Rudder has written a book on the subject, called “Dataclysm: Who We Are (When We Think No One’s Looking).” In it, he doesn’t wring or clap his hands over the big-data phenomenon (see N.S.A., Google ads, that sneaky Fitbit) so much as plunge them into big data and attempt to pull strange creatures from the murky depths. Here’s one: in U.S. Google searches, the most common word to follow the phrase “Is my husband . . .” is “gay.” It is ten times more common than “depressed.” It won’t be long before Google will be able to provide the answer. Right now, just from your pattern of likes on Facebook (and without relying on status updates or comments), an algorithm can determine with eighty-eight-per-cent accuracy whether you are straight or gay. Sixty per cent of the time, it can tell whether your parents were divorced before you turned twenty-one. Rudder calls this trove of data “an irresistible sociological opportunity.” He writes, “You know the science is headed to undiscovered country when someone can hear your parents fighting in the click-click-click of a mouse.”

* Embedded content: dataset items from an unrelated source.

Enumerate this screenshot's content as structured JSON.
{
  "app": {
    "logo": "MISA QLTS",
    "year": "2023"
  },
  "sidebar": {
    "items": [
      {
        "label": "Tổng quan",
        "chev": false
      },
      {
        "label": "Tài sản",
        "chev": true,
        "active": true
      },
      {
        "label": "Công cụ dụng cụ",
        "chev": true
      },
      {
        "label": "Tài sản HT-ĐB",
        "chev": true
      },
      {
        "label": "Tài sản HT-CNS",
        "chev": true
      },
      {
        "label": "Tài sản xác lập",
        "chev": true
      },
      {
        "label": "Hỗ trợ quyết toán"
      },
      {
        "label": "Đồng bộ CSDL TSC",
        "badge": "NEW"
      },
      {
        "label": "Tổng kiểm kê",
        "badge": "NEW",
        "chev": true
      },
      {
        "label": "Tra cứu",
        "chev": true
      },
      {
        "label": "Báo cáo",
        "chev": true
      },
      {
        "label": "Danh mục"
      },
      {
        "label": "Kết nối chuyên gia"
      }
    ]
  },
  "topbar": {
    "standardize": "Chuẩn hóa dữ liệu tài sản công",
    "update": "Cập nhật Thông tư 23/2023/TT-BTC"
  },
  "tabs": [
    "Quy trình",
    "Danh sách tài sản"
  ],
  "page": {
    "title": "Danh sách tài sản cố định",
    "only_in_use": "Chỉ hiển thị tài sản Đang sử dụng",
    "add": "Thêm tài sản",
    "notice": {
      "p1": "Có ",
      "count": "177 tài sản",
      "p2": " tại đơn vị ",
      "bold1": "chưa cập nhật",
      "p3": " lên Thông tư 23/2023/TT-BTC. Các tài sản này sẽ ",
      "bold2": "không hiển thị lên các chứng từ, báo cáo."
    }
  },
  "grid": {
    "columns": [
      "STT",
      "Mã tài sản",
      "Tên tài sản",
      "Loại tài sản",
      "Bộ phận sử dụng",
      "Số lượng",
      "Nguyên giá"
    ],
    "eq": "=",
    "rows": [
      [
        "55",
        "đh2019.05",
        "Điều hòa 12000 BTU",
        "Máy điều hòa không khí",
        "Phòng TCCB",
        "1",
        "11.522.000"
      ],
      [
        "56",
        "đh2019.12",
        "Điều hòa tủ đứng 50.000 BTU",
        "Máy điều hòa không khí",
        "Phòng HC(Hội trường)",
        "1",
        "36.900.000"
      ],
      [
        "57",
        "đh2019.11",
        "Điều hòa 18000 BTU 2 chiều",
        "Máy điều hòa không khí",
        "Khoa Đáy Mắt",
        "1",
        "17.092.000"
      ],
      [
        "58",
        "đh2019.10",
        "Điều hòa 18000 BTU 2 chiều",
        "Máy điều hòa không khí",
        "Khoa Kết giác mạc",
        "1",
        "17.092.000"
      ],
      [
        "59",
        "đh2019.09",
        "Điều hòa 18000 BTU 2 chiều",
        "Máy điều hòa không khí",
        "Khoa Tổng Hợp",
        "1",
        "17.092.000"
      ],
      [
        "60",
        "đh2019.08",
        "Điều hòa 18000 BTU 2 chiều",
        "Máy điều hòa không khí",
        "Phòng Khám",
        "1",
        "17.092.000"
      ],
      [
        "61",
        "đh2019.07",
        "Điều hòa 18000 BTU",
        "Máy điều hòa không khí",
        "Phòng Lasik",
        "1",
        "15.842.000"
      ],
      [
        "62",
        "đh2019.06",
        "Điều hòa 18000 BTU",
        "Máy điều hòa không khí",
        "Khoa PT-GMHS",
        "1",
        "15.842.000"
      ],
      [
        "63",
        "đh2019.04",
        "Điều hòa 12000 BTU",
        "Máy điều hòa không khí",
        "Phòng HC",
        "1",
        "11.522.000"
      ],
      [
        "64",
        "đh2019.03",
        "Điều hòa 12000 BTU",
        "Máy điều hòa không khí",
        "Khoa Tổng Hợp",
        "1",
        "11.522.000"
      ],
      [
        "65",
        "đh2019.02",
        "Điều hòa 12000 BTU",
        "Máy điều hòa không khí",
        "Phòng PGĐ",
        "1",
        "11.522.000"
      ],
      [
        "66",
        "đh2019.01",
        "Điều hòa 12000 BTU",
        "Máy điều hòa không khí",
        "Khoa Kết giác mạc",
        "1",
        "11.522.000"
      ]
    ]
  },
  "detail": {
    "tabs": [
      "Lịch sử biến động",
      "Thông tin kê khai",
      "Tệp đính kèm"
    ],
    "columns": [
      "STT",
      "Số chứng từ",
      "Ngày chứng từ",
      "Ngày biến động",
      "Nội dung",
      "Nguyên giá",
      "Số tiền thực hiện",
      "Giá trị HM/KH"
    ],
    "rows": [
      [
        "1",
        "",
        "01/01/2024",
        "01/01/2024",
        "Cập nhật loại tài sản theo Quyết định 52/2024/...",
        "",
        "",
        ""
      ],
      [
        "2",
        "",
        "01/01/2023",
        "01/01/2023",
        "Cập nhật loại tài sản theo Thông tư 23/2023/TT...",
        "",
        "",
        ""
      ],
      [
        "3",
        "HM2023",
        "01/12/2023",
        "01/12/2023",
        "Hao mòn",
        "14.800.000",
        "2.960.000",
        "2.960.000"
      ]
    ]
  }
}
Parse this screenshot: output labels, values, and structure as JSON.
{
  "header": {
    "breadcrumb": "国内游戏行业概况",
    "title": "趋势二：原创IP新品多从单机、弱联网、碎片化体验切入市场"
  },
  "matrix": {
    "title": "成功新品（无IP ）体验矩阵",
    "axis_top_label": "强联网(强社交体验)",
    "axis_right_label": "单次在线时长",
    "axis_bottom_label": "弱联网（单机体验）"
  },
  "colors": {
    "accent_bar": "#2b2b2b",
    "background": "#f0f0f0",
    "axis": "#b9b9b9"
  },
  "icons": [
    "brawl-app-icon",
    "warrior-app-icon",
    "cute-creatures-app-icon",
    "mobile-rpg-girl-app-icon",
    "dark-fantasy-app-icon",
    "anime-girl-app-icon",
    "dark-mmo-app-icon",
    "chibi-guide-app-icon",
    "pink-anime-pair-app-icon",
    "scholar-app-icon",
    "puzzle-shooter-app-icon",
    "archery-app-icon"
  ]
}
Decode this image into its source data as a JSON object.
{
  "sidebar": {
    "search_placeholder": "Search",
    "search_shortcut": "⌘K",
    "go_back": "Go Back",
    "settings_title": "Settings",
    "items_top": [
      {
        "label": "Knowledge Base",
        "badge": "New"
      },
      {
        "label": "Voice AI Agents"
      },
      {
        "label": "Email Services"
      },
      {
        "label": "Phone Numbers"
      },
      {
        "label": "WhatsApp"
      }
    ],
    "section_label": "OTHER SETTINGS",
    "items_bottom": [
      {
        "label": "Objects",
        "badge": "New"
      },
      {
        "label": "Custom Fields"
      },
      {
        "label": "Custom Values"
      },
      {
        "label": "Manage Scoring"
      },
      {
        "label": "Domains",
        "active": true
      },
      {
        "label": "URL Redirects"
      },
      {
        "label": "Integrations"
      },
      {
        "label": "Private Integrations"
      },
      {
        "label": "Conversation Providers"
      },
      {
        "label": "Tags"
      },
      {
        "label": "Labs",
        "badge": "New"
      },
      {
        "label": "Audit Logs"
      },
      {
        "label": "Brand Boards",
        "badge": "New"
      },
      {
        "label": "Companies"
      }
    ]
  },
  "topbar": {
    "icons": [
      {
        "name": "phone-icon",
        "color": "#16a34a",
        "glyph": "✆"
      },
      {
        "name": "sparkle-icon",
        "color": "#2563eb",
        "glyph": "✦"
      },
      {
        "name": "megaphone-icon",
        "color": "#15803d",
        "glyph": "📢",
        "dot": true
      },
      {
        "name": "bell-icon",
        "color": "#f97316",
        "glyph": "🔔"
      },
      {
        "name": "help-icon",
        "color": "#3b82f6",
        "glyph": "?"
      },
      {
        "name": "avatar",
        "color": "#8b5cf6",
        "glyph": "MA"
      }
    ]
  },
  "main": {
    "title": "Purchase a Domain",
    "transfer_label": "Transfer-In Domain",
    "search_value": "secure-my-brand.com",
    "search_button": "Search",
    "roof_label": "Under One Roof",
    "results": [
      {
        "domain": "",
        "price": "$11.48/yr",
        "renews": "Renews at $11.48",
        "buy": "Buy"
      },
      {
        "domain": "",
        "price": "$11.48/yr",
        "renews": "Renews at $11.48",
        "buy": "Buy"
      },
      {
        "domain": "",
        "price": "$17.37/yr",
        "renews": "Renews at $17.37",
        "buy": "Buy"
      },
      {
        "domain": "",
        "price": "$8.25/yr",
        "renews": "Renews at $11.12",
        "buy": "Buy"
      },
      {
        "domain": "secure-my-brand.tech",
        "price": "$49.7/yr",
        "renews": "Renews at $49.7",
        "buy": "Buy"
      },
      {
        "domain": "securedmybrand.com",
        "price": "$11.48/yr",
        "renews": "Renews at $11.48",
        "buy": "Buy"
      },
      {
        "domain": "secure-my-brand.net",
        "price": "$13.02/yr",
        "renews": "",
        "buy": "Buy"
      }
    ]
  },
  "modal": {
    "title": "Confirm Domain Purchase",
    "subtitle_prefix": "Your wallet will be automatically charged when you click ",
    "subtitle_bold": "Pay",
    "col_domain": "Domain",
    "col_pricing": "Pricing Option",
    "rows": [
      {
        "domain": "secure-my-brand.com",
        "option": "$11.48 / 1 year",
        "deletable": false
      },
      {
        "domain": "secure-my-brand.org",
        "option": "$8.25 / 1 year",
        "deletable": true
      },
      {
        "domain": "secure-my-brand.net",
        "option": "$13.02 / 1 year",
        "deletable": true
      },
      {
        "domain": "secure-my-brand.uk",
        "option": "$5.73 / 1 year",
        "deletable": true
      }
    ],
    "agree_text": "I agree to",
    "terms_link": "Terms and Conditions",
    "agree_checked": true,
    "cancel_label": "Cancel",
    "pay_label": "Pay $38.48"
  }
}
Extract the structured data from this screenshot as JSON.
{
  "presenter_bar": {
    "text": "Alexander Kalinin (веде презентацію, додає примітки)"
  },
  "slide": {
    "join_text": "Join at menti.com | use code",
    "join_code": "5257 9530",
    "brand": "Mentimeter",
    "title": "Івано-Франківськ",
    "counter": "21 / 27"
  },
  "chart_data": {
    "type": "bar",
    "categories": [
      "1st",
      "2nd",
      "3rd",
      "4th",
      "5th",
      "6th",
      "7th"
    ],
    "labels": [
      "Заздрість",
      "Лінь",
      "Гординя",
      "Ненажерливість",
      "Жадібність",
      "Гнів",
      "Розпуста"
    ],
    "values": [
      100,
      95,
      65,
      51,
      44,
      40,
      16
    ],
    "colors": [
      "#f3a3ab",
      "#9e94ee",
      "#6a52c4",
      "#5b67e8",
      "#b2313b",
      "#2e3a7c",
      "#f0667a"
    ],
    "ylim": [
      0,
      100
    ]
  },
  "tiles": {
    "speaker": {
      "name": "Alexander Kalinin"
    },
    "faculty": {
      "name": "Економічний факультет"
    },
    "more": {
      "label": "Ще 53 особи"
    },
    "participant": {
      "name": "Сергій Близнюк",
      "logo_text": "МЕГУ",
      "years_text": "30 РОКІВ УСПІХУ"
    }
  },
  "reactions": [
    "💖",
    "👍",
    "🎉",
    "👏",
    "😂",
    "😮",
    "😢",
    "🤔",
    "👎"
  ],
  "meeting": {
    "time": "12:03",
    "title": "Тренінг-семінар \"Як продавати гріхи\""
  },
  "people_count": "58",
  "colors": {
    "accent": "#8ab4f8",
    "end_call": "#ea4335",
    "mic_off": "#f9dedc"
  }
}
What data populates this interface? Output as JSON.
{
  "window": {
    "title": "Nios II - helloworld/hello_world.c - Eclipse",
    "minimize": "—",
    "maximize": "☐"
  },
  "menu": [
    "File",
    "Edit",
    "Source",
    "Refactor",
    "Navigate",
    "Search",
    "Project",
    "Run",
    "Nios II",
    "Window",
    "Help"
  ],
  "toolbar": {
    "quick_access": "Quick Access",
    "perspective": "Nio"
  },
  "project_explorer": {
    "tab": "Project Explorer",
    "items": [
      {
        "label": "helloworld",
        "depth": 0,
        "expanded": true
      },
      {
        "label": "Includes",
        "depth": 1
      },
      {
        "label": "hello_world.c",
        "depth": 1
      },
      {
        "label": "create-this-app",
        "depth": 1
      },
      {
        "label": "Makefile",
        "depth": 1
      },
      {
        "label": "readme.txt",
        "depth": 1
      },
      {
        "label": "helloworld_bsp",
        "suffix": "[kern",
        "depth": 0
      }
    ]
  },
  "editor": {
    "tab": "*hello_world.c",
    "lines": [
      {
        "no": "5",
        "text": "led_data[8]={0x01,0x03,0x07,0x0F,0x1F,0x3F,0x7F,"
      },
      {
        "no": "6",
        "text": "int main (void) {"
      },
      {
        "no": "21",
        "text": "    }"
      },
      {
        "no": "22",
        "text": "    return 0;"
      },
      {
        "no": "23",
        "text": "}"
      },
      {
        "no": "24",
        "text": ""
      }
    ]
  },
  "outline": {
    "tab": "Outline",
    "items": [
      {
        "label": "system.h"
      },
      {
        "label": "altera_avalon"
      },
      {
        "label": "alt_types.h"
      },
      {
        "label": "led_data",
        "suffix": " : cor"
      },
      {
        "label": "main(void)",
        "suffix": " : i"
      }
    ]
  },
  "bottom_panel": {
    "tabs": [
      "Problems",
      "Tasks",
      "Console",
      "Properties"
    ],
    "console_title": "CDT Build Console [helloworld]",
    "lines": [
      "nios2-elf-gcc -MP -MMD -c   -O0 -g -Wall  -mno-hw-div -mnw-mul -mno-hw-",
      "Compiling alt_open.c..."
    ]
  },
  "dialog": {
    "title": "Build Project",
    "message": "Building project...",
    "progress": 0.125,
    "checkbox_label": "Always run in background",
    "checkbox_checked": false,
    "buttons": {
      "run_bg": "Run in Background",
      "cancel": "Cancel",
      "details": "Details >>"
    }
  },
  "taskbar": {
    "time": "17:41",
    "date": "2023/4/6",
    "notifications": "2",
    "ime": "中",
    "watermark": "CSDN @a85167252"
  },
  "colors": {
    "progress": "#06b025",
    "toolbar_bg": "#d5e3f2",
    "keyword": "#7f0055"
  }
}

Rudder, who is thirty-eight, grew up in Little Rock, Arkansas, and, like his fellow OkCupid founders, majored in math at Harvard. He’s a “Magic: The Gathering” nut and a bit of a Luddite; he’s never been on an online date (he’s been married for eight years). He’s still a member of the indie rock band Bishop Allen, although he’s not going on its forthcoming tour. “This is the difference between being in a band and being the author of a nonfiction book,” he told his bandmate Justin Rice the other day. “When you’re in a band, there’s a guy with a microphone who’s asking you questions. When you write a book, there’s a guy with a microphone who’s trying to argue with you.”

But back to that argument: If the Internet is one giant experiment, are we all just lab rats? “I prefer the analogy of a glass-bottomed boat,” Rudder said. He derived the word “dataclysm” from the Greek word kataklysmos, for the Great Flood. He’d like for this current inundation, like Noah’s, to be thought of not just as an agent of destruction, “an unprecedented deluge,” but as a means of renewal, one that will wash away our old limited understanding of how people actually think and behave. The power of suggestion is strong. Dinner and a movie?